2. The robust malware identification method based on contrastive learning according to claim 1, characterized in that, In step one, the preprocessing of the malicious binary sample is as follows: by padding the end of the file with 0s, the length of each file is transformed to L bytes, where L is an integer greater than the maximum actual length of the input files in all datasets. Through the above preprocessing, each input vector has a fixed length.

3. The robust malware identification method based on contrastive learning according to claim 1, characterized in that, In step two, the process of embedding vectors is as follows: the word embedding layer of the model uses an embedding layer word vector matrix of size [256, 8] to map each input vector to an embedding vector. The word embedding operation is equivalent to a matrix lookup operation. By searching the embedding layer word vector matrix, each byte in the input vector is mapped to an 8-dimensional vector.

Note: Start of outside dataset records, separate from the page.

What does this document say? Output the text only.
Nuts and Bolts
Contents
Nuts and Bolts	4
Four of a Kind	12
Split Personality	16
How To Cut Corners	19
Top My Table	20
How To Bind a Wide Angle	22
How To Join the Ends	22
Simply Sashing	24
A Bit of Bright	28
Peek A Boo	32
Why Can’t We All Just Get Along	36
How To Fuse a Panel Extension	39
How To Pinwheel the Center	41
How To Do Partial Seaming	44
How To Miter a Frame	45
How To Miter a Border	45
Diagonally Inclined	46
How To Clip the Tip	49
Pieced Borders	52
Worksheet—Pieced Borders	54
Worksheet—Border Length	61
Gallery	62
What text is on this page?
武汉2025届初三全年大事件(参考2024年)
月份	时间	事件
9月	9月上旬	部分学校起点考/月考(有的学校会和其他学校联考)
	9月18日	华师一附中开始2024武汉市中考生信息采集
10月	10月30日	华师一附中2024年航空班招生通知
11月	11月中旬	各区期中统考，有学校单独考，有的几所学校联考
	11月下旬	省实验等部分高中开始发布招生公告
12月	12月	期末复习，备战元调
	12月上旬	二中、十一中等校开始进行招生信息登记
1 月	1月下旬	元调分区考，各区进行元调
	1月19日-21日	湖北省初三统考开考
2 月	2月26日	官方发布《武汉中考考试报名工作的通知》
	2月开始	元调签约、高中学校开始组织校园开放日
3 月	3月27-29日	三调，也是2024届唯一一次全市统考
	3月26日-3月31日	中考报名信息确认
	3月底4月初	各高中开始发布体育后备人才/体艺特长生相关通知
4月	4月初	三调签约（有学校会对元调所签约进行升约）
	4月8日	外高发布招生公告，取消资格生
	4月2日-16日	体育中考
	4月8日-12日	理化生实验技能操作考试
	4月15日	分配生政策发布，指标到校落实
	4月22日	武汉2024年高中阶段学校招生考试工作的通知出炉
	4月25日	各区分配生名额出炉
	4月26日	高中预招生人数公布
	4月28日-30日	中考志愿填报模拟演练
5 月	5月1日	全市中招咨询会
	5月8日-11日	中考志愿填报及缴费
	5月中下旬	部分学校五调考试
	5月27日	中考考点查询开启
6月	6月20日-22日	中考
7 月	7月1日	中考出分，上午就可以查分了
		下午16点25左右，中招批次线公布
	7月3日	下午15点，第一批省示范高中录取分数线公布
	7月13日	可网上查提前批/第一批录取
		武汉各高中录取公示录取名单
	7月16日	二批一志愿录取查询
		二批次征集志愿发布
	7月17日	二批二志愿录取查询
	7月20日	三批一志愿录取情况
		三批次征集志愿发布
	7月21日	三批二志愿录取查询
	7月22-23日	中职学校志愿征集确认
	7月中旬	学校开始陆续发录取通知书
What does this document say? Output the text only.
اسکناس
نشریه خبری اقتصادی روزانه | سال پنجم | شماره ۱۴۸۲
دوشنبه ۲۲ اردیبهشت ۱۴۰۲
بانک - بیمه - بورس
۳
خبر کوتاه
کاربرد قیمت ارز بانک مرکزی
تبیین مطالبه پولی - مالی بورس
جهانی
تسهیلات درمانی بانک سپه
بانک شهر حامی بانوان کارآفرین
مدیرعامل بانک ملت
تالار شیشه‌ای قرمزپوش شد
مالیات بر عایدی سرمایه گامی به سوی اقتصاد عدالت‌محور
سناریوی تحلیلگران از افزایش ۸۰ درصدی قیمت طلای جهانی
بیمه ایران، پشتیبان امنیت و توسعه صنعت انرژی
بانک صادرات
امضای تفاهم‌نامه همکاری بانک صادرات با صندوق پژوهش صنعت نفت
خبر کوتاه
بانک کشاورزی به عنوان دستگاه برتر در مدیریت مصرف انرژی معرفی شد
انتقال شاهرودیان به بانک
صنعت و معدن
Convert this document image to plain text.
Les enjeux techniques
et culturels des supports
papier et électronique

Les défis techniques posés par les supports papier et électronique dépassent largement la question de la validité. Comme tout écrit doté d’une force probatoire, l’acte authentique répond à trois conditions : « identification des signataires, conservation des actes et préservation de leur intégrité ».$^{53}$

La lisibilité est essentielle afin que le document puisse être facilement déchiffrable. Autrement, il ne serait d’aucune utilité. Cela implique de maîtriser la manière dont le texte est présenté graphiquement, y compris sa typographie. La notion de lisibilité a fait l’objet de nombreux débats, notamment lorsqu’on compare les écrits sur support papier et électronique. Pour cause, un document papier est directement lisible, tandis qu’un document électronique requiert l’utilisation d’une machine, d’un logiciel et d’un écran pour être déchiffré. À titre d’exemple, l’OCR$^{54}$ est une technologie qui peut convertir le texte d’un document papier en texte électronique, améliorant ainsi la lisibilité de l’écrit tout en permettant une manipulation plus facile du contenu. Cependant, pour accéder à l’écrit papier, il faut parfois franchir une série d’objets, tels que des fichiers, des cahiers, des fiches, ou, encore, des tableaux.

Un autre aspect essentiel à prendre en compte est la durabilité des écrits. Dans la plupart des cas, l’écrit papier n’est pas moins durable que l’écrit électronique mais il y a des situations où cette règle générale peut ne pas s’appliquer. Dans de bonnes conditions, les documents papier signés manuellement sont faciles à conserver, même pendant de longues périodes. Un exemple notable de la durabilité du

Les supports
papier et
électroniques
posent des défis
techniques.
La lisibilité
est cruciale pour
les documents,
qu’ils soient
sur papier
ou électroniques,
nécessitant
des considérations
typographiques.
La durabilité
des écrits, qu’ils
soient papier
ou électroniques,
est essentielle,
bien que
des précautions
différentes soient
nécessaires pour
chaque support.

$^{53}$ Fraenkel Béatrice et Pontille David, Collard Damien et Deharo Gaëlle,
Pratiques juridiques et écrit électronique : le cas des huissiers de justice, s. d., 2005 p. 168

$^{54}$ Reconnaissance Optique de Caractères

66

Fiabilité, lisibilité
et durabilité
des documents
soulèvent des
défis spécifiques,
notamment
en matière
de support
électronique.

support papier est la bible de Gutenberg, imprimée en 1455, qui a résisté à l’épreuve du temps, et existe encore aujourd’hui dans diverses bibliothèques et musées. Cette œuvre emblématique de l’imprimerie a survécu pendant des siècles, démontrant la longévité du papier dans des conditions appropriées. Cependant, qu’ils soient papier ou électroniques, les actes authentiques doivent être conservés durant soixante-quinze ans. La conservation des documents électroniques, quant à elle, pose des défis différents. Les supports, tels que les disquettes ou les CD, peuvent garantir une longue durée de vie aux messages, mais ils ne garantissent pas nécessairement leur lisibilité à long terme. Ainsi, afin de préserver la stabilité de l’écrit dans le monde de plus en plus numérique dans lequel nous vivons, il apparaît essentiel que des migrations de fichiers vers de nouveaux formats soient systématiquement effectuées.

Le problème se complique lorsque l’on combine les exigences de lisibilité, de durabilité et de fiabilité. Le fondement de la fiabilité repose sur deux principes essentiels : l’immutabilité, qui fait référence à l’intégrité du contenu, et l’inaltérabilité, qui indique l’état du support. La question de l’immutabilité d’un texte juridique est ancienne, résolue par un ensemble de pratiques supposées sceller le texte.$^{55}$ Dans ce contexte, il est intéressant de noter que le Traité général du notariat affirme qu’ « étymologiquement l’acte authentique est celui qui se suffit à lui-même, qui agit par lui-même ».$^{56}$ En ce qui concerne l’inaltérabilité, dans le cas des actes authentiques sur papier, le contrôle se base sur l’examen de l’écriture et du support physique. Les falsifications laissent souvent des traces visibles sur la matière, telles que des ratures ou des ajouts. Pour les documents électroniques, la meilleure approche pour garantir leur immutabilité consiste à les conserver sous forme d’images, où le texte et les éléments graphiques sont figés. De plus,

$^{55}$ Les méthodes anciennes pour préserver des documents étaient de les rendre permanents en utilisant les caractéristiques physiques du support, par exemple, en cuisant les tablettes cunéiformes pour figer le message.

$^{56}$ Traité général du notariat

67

4. The robust malware identification method based on contrastive learning according to claim 1, characterized in that, In step three, the convolution and dot product operations of the embedded vector are as follows: the embedded vector is fed into two one-dimensional convolutional layers respectively. One convolutional layer learns the representation of the byte, and the other convolutional layer combines the sigmoid activation function to form an attention layer. The representation is filtered by performing a dot product calculation with the representation learned by the other convolutional layer.